Kunst

Nach der Flucht: Wie wir leben wollen


Informationen des Veranstalters

Weltweit sind immer mehr Menschen auf der Flucht. Sie suchen Schutz vor politischer Verfolgung, Krieg, Diskriminierung, Naturkatastrophen und Armut. 2015 und 2016 hat Deutschland über eine Million Flüchtlinge aufgenommen. Hier sind sie vorerst in Sicherheit. Doch wie geht es für sie weiter? Die Ausstellung informiert über die deutsche Flüchtlingspolitik und Aufnahmepraxis und zeigt, unter welchen rechtlichen, politischen und sozialen Bedingungen Geflüchtete derzeit leben.

Im Zentrum der Ausstellung stehen Menschen, die als Flüchtlinge nach Deutschland gekommen sind.

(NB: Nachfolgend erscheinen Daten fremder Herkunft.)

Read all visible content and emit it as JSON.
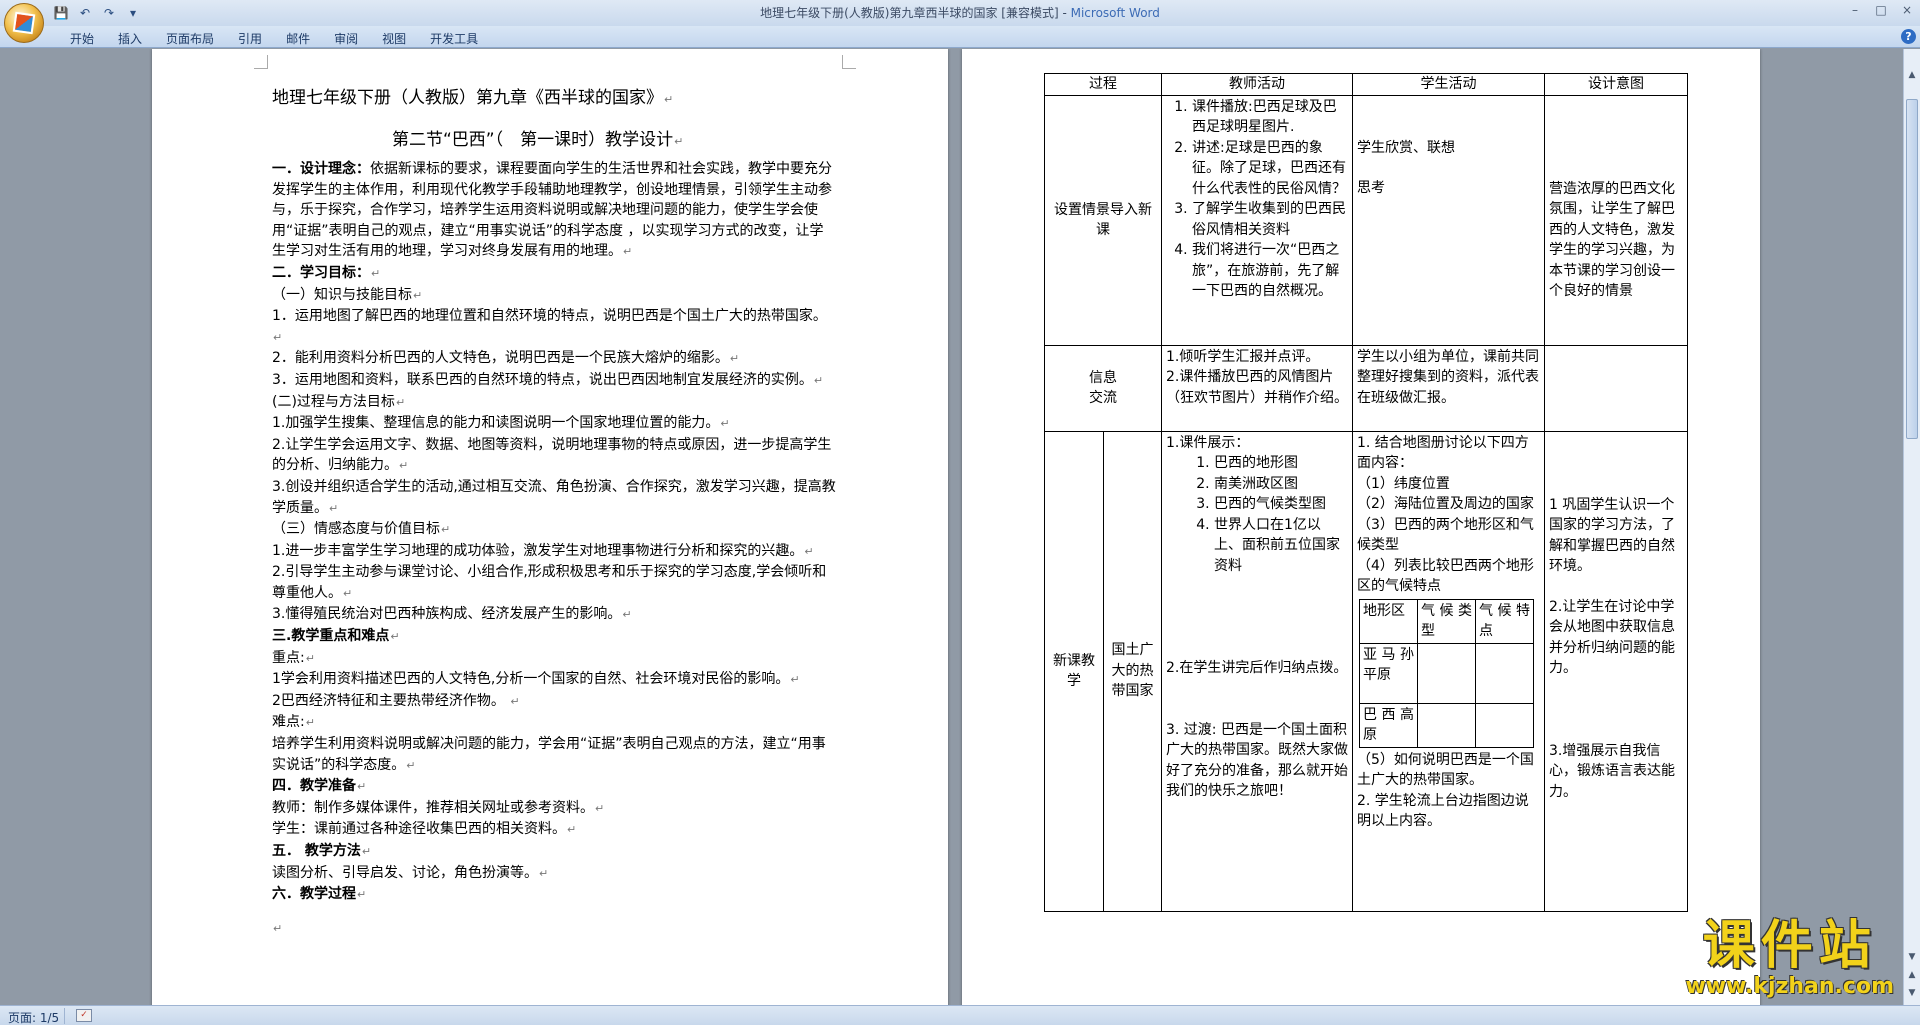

In Filminterviews berichten ein Iraner sowie Familien aus Afghanistan, Syrien und Tschetschenien kurz nach ihrer Ankunft 2012 vom Verlassen der Heimat und von ihren Hoffnungen für die Zukunft. 2016 begegnen wir ihnen erneut und erfahren, wie sie die Herausforderungen des Neuanfangs bisher gemeistert haben. Fühlen sie sich angekommen im neuen Land? Welche Möglichkeiten haben sich ihnen geöffnet, und an welche Grenzen stoßen sie?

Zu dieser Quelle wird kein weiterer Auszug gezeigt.